Consuelo Jimenez’s words induced a trance in Falcon. His mind tumbled back over those first hours of the investigation and he hit that fear again, the surge of panic. He was on the walk down the corridor, the double walk, because it was his and the killer’s same strides towards that blank wall with its empty hook lit by the light from the horror room. Then the face, and the eyes in the face, and the terrifying relentlessness of what they’d seen.
‘Don Javier,’ she said, which snapped him back to reality because she hadn’t used his rank.
‘Please excuse me,’ he said. ‘I was lost. I mean I was elsewhere.’
‘It didn’t look like somewhere I would want to be,’ she said.
‘I was just running over some things in my mind.’
Then you must have seen some terrible things.
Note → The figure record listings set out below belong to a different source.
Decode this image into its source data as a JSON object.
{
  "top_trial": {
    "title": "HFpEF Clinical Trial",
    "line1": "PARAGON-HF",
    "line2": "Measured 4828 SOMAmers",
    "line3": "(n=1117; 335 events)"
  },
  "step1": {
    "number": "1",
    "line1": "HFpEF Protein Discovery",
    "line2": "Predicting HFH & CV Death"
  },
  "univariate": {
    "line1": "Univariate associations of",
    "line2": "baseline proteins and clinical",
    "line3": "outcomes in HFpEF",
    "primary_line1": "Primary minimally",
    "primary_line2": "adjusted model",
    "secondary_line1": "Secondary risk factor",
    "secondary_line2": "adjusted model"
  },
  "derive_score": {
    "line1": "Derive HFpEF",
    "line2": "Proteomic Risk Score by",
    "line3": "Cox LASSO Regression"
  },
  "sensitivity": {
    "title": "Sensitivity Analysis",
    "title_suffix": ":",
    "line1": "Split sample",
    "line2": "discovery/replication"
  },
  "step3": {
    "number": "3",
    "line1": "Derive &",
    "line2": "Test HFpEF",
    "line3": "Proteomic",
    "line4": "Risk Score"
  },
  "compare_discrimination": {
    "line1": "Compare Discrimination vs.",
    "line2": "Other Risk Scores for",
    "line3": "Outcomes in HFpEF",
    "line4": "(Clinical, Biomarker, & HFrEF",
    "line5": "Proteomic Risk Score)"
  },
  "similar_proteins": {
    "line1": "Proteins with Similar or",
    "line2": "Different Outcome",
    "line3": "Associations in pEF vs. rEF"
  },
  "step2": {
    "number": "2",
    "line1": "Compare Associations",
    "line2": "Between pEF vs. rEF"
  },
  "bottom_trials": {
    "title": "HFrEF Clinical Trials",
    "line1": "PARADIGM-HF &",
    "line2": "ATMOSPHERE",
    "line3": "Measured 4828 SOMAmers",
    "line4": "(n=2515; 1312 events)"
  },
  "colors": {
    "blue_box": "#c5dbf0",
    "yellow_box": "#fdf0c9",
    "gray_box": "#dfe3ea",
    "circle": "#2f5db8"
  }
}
You said yourself, about Raul’s murder, the most extraordinary of your career.’
‘Yes, I did say that, but this wasn’t anything to do with that,’ he said, and found himself on the brink of a confession, which was not, he thought, a place the Inspector Jefe del Grupo de Homicidios should ever be.
4
He offered her a car. She turned him down and said she’d make her own way to her sister’s house. He asked for her sister’s details just to keep the pressure on, and reminded her that he would pick her up later to go to the Instituto Anatomico Forense for the identification of the body. He wanted to interview her then, once she’d been shocked out of any residual complacency by the sight of her husband’s dead body. He asked her to think about anything unusual in Raul’s business or personal life in the last year and told her to call the restaurant to get the names and addresses of the three people who’d been fired for feeding her husband against orders. He knew they would be dead leads, but he wanted to induce a fear in her of his thoroughness. They shook hands at the door of the apartment; his were damp, hers dry and cool.
Ramirez followed him back into Raul Jimenez’s study from the hall.
‘Did she do it,’ he asked, slumping into the high-backed chair, ‘or have it done, Inspector Jefe?’
Falcon turned his pen over and over in his fingers.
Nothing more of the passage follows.